Supply Chain Attacks

  • Hackers taking control of a plugin or software already used, and updating it with malicious code.
  • Compromised Login Credentials For WordPress, FTP, or Hosting
  • Weak passwords and server level attacks.

All vulnerabilities considered:

  • 75% come from Plugins
  • 14% come from Core WordPress software
  • 11% come from themes

The source of these vulnerabilities

  • 39% of hacked WordPress sites were running outdated core software
  • Out-of-Date Plugins Or Themes
  • Plugins and themes often have vulnerabilities that go undetected.
  • The developer has stopped working on the plugin but people are still using it.
  • The developer quickly patches the issue, but people don’t update.
  • Poor Hosting Environment and Out-Of-Date Technology
  • 67% of WordPress websites use a vulnerable version of PHP.

To check on the latest WordPress vulnarability statistics, click here. But, bear in mind that this data only covers around 2300 plugins, and in total, there are are over 55,000 plugins, so the data underestimates the complete picture.

Performance Issues

WordPress sites (i.e. dynamic sites) are slower to load than static sites. It's a fact. A common mistake is to think that 'dynamic' sites are better than 'static' sites. They certainly sound is if they should be! Dynamic sounds much better than Static! But Dynamic sites require a database, and pages are rendered 'on the fly', which slows the page load speed. Plugins are available to improve WordPress performance, but they suffer from the inherent problem of adding more code to a site, and of course, security.
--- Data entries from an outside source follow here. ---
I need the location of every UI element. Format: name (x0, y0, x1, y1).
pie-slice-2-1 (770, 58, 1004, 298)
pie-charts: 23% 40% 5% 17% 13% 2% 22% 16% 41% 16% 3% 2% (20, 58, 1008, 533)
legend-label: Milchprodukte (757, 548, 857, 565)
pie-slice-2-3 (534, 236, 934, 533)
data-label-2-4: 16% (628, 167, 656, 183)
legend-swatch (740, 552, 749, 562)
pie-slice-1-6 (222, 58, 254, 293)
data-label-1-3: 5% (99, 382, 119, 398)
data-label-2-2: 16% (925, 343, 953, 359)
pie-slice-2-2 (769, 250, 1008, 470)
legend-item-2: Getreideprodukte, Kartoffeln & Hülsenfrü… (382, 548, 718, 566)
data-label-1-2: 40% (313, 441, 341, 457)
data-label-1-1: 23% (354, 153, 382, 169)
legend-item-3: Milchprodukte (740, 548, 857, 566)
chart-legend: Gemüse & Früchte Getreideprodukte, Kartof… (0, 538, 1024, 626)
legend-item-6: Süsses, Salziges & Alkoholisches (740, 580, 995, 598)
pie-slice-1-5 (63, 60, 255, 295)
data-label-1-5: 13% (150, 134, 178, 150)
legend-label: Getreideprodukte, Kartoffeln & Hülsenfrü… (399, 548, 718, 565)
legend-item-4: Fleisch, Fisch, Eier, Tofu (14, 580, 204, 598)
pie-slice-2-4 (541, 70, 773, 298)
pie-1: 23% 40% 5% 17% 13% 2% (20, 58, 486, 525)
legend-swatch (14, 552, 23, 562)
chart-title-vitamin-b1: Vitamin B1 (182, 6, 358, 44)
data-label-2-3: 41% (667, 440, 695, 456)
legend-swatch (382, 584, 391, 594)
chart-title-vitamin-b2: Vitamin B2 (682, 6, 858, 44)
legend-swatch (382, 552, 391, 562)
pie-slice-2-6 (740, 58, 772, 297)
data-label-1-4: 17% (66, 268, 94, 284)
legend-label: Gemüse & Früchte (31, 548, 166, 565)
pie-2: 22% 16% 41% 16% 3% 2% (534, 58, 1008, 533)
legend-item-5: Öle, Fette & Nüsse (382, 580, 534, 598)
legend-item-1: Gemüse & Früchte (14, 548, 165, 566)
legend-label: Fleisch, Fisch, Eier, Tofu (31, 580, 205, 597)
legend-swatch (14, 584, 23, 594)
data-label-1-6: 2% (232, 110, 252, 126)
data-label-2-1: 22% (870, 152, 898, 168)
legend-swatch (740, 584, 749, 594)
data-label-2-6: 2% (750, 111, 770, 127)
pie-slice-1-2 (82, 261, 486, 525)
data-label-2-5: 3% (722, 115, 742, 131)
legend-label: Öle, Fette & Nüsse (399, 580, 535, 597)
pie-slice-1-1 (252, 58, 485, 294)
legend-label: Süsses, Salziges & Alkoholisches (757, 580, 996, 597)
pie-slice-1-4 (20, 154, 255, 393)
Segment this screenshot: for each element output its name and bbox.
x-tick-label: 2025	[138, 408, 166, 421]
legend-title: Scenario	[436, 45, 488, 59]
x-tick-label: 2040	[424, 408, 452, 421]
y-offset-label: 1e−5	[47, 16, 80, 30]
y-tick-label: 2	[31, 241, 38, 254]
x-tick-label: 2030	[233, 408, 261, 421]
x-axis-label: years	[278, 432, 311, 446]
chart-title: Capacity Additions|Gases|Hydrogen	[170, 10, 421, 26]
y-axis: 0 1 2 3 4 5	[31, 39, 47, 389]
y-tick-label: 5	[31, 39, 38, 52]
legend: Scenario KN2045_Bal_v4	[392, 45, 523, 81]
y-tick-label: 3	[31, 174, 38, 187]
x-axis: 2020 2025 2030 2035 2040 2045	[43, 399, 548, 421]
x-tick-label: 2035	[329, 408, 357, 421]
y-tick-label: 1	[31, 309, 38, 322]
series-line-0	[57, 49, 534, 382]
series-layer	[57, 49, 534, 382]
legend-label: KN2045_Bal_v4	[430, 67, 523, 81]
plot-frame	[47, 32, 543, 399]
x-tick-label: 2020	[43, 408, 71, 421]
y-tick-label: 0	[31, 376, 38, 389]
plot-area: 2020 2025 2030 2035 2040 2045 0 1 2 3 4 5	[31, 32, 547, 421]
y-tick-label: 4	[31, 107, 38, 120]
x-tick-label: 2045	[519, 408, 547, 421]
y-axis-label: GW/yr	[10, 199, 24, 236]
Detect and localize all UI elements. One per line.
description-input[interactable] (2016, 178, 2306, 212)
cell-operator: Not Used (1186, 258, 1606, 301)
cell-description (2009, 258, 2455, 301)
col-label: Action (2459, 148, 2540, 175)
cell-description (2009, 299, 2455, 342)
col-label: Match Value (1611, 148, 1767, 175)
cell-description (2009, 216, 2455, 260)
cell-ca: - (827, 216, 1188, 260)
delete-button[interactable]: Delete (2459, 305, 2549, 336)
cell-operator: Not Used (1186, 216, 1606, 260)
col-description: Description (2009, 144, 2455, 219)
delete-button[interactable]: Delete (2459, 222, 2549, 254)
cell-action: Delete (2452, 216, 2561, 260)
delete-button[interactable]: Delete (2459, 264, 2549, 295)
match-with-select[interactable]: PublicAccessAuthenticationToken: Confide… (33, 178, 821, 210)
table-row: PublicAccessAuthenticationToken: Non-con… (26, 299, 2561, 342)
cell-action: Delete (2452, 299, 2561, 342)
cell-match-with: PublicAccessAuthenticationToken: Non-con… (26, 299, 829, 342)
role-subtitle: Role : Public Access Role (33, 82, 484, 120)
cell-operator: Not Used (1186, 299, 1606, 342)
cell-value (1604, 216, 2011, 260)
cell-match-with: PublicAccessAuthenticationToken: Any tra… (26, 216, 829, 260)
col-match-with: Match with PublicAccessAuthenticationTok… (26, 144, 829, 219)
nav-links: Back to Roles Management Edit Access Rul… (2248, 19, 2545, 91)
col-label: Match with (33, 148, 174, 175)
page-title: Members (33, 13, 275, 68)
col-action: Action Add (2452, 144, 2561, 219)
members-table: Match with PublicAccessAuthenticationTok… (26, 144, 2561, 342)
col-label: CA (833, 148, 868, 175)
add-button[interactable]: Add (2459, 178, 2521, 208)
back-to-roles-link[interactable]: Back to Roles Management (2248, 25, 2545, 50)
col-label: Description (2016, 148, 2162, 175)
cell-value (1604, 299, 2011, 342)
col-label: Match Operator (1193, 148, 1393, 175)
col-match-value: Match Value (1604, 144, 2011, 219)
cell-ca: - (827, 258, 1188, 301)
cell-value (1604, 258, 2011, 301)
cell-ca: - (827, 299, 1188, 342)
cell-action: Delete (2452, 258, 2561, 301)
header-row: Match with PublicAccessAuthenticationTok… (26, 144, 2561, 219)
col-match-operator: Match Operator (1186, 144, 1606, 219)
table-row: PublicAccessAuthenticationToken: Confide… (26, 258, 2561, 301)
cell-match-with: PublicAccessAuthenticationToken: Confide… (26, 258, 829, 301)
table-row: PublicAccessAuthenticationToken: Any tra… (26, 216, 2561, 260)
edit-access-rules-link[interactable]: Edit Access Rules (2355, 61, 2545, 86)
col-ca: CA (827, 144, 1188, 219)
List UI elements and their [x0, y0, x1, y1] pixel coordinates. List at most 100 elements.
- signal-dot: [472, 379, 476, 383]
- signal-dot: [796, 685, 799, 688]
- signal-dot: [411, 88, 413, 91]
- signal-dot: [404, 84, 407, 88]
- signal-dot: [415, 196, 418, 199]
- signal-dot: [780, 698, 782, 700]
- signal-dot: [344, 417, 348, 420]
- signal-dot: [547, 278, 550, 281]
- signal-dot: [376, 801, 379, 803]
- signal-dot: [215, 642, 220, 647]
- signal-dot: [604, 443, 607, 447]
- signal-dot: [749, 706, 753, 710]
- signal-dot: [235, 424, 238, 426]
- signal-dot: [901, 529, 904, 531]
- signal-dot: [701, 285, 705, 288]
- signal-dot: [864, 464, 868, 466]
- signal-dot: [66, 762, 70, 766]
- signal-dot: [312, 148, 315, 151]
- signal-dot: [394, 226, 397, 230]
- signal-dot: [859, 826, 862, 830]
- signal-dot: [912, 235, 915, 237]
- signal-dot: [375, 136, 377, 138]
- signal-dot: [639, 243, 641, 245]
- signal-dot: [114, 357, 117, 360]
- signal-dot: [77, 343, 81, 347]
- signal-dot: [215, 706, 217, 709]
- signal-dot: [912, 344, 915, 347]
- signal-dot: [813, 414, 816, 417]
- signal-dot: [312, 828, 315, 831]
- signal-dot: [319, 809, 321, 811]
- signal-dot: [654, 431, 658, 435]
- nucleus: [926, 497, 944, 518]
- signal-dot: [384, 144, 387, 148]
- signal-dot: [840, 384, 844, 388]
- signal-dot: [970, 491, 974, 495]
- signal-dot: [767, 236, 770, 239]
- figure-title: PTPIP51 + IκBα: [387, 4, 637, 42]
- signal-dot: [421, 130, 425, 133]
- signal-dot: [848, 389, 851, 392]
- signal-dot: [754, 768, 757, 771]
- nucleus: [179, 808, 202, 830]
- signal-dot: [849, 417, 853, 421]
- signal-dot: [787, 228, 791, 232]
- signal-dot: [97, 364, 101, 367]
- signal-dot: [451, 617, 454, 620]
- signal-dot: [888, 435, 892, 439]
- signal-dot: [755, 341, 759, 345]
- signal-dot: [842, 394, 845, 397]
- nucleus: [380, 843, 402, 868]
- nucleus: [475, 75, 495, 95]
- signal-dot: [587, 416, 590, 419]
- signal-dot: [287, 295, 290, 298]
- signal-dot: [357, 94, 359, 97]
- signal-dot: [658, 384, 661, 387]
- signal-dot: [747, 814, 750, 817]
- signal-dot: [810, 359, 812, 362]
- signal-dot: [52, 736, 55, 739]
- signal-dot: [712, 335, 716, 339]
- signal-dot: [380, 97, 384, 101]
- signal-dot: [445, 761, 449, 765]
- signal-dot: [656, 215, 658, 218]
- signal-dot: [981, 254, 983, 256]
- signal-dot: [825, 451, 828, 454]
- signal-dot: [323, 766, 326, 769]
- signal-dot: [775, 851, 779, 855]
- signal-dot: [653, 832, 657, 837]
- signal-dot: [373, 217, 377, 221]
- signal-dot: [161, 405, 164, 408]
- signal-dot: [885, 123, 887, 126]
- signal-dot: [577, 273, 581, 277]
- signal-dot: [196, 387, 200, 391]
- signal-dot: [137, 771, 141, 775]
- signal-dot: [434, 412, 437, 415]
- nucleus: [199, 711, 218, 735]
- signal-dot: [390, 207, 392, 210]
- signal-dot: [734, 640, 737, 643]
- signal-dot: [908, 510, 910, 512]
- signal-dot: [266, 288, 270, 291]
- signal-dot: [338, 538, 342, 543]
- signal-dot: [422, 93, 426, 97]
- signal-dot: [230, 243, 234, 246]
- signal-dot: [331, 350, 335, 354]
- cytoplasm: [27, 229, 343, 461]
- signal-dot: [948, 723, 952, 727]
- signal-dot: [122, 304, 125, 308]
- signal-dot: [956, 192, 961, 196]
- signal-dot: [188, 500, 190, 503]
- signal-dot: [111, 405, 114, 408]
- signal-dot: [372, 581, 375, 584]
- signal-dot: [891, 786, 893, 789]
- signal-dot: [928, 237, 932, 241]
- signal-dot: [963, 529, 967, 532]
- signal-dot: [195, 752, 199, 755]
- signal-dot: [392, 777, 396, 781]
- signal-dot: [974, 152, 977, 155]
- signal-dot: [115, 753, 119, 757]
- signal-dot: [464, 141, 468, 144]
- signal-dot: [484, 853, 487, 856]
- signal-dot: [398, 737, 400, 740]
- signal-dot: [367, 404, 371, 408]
Misconceptions of Dynamic v. Static

It is often assumed that a dynamic site can have more functionality than a static site. Wrong! Functionality is provided to a static site using API's. These API's are more robust than many WordPress plugins. A static site can be just as functional as a dynamic site, but, and this is the important bit- they are faster, faster, faster!

Conclusions

At Datum Digital, we fully respect WordPress and its place in the internet eco structure. What we have issue with is that as a site is being built, inefficiencies in coding are added in with each plugin that is added. When finished, a rearguard action is required to recitify the problems, and that process takes time, it can be hit and miss, and it is always a 'fudge'.

We believe in building static sites, using efficient, secure code as we progress a project. Plus we know that:

  • Static sites are faster than dynamic sites
  • Static sites are fundamentally more secure than dynamic sites
  • Static sites offer just as much functionality as dynamic sites

How Do We Know All This?

We have over 12 years experience in building and maintaining WordPress sites!